“That was the one the milk came in that night,” said Geddy, in a whisper. “I remember spilling some on account of that nick, and then I noticed the wire.”

His companion nodded. It was not an important nor even a very interesting discovery.

The younger waited a little, and then, slightly disgusted at the other’s slowness, said:

“Well, either he sent the grub to us himself or—”

“Or what?”

“Or— Where’s the missis?”

They took in the room at a glance; but there was no answering evidence there. And when they joined Nairn they found that there were easy-chairs in the dining-room; so there they sat and smoked, and watched the rain set in as the regular spring drizzle does above the Berg.

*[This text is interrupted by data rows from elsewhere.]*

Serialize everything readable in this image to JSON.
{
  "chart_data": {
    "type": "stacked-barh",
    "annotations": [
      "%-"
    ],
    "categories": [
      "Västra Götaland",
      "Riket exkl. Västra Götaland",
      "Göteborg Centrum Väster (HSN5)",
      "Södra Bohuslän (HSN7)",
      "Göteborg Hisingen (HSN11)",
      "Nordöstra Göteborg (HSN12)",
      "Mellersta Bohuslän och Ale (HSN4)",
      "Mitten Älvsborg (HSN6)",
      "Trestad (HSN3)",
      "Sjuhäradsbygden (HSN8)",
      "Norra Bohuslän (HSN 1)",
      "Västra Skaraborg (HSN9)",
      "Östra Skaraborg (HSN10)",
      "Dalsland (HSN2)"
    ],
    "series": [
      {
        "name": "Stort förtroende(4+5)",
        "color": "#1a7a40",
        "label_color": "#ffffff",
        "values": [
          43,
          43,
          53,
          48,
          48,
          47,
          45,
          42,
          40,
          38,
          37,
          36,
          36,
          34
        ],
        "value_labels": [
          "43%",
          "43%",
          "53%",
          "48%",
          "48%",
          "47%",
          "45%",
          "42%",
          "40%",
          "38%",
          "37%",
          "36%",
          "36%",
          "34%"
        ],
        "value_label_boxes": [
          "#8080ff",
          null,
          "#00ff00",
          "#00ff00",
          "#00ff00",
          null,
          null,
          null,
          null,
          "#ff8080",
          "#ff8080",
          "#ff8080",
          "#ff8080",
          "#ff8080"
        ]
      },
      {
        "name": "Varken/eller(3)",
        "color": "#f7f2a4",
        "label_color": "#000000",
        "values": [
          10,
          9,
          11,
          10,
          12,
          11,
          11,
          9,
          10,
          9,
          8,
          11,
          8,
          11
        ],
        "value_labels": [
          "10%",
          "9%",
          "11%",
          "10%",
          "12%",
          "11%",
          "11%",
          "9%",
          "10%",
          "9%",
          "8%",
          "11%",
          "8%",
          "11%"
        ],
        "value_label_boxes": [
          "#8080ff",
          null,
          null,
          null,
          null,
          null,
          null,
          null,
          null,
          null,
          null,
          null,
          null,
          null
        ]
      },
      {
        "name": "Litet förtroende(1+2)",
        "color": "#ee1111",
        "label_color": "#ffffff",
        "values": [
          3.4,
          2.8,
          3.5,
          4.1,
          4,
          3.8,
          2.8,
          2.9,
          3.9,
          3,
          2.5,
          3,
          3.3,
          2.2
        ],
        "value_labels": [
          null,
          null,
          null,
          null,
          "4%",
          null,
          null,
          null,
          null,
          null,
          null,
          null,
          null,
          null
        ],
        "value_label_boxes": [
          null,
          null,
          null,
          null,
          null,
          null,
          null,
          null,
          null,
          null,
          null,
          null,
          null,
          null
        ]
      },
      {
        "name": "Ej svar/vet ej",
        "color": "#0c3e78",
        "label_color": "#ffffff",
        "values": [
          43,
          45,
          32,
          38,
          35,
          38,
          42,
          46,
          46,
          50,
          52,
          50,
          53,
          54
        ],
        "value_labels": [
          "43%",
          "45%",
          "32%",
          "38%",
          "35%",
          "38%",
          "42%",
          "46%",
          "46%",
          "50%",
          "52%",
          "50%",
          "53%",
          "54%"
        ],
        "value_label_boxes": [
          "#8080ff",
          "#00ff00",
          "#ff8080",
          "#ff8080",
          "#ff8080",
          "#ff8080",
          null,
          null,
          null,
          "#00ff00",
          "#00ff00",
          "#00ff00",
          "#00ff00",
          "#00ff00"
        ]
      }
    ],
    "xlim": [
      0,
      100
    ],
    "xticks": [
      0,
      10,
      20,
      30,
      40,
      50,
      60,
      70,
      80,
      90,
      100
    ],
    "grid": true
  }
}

The chairs, like the rest of the furniture, were rough-made from bushwood; but it seemed odd that a hermit should have three. There was a bookcase in the room, and it was full of well-bound and well-worn books, “mostly odd volumes—very few series,” as Geddy remarked afterwards. There were a good many books of science, and all the poets he could recall; and there were books in Latin, French, Greek, and German. Somehow he did not like to ask the real questions he wanted to put about the books. He did not quite know how far to go. In reply to one question, Nairn had said dryly that he had brought them with him, and was apparently indisposed to say more. He was not an easy man to draw.

During the day they had evidence of the respect in which Nairn was held by his dependents. He spoke to them in the lowest possible voice and in the fewest possible words, and never—except once, when something had occurred which annoyed him—never looked at, or even in the direction of the individual addressed. On that occasion he was asking a question of a tall and remarkably good-looking Swazie woman.

She stood like a bronze statue while he spoke, and when he looked at her and his eyes blazed anger, although his voice did not alter, the colour rose to the woman’s face, and turned her brown skin a reddish-bronze. Her head was slowly lowered, and the only answer was a faint whisper of the word, “Inkos—chief!” The incident was trifling, but Geddy noticed it, and noted that his way with his boys and the men about the place was the same, and began to see why they called him “Induna Nairn.”